The rest of properties are unrelated. They are either signals or refer to different objects. For example for Firefox I get:

resourceClass = firefox
blocksCompositing = false
isBlockingCompositing = undefined
setBlockingCompositing = undefined
blockingCompositingChanged = function() { [native code] }
Comment 3 David Edmundson 2022-04-20 14:27:38 UTC
I see your point. Though I don't want to introduce a two properties on each client which are maybe in sync maybe not and still have it still awkwardly racey.

What I think we would want is:
 - API to write directly to Compositor::suspend/resume (exposed somehow)
 - API to set a flag (maybe generic transient config writing) to disable whether updateClientCompositeBlocking does anything

Then your script would:
 - disable updateClientCompositeBlocking from doing anything so your script takes over control
 - monitor clients
 - call suspend/disable as appropriate

Though in your examples one could also just use Window rules?
Comment 4 Alberto Salvia Novella 2022-04-20 15:30:44 UTC
I suspect it's just simpler to expose the structure as it is, and let the developer figure out the use case versus anticipating all the plausible scenarios.
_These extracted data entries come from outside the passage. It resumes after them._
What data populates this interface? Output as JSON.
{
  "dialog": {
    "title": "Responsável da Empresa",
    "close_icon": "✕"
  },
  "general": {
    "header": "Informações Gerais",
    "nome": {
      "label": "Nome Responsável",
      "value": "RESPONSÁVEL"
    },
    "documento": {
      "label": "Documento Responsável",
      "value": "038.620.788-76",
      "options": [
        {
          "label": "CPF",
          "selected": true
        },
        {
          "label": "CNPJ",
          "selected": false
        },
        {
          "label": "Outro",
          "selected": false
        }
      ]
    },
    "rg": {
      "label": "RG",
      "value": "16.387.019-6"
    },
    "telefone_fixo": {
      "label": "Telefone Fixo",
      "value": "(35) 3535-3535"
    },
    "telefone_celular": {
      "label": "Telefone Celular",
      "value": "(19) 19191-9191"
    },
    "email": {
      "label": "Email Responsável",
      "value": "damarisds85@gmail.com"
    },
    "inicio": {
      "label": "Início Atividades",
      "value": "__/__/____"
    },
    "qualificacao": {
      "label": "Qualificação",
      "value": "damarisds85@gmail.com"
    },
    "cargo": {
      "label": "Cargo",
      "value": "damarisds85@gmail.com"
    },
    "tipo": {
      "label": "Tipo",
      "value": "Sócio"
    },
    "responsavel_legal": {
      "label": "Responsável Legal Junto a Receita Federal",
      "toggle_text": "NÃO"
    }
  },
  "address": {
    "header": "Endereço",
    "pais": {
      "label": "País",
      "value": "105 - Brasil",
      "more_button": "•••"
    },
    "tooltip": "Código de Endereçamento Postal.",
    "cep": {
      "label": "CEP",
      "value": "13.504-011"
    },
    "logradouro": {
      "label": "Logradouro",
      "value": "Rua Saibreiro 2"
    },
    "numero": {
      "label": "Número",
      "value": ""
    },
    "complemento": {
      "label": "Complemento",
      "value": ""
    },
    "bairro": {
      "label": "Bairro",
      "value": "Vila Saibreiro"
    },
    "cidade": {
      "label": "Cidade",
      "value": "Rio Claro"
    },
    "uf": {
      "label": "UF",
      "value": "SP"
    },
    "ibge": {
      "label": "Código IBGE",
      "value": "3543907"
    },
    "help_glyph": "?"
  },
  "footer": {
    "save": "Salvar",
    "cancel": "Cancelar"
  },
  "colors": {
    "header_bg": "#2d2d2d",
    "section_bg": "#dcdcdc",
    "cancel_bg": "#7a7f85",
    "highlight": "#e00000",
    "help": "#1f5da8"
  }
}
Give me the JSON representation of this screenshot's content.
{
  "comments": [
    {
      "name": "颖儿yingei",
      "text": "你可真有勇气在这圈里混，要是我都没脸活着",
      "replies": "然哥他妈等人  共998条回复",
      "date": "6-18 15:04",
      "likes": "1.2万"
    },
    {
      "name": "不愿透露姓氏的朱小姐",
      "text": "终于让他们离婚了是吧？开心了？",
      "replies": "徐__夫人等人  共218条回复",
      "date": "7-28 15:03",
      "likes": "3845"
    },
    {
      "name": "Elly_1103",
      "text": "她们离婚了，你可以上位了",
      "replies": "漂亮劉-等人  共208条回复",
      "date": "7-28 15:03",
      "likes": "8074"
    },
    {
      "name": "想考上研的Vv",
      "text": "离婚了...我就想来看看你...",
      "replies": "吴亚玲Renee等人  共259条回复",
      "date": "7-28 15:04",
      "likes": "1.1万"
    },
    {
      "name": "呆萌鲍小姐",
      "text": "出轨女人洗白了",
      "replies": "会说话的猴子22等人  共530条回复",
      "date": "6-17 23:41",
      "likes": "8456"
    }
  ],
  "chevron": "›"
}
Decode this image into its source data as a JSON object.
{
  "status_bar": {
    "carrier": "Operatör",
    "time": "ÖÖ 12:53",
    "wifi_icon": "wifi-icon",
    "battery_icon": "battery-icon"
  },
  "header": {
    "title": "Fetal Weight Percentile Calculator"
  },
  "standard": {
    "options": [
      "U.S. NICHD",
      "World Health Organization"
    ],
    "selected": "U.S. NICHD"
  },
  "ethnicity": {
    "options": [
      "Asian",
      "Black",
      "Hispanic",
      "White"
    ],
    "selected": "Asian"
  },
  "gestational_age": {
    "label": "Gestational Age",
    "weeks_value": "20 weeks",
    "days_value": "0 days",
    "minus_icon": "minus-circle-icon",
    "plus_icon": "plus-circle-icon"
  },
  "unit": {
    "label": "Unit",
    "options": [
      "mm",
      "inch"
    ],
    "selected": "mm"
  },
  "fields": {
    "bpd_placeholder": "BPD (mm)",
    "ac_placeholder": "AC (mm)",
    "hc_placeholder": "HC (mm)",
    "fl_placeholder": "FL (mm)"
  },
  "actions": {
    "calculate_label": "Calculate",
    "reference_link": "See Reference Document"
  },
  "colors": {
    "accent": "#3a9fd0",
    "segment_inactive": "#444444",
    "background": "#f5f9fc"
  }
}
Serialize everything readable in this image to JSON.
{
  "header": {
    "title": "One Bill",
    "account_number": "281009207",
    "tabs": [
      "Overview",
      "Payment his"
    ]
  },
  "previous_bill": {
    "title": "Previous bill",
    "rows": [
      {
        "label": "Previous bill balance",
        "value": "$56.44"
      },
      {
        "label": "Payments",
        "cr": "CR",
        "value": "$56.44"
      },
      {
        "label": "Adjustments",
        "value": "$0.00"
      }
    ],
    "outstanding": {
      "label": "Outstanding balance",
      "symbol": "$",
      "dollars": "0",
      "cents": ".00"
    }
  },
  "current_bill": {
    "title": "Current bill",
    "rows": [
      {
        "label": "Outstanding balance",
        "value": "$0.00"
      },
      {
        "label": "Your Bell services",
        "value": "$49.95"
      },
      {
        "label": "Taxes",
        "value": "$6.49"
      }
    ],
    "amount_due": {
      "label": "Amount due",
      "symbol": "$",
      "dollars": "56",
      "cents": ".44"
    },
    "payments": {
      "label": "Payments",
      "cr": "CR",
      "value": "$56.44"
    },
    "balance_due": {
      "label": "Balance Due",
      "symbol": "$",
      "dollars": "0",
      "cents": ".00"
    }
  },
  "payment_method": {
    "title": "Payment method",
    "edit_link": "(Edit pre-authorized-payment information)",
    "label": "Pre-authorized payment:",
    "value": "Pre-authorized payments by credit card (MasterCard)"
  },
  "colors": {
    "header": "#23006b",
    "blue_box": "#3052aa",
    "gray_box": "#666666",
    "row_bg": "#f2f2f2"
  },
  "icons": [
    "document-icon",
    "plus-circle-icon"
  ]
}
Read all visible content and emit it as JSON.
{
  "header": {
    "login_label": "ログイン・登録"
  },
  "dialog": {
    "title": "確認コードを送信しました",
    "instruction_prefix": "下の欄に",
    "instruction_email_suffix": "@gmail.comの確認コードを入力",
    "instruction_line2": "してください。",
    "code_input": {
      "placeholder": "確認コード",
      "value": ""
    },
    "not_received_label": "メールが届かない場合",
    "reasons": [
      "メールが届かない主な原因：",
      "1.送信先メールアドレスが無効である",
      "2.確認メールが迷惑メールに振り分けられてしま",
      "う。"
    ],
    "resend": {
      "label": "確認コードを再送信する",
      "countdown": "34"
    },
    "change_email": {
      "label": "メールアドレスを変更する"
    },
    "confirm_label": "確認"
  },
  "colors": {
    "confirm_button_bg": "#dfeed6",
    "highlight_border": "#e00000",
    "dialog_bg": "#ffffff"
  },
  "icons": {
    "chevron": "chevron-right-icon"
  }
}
Aka separating the policy from the mechanism.

The only thing we may need is to name things in a way it doesn't cause confusion, as maybe the hint currently does.

There could be a property called "client.preferredCompositionMode" with the options "no preference", "composed", "not composed".

Likely having a global option to change composition status won't really help further, specially if you cannot tell what the preference for each window is.

For example web browsers tear badly if composition is disabled, where games usually have their own vsync mechanisms and don't benefit whatsoever from composition. So blocking composition per application makes more sense.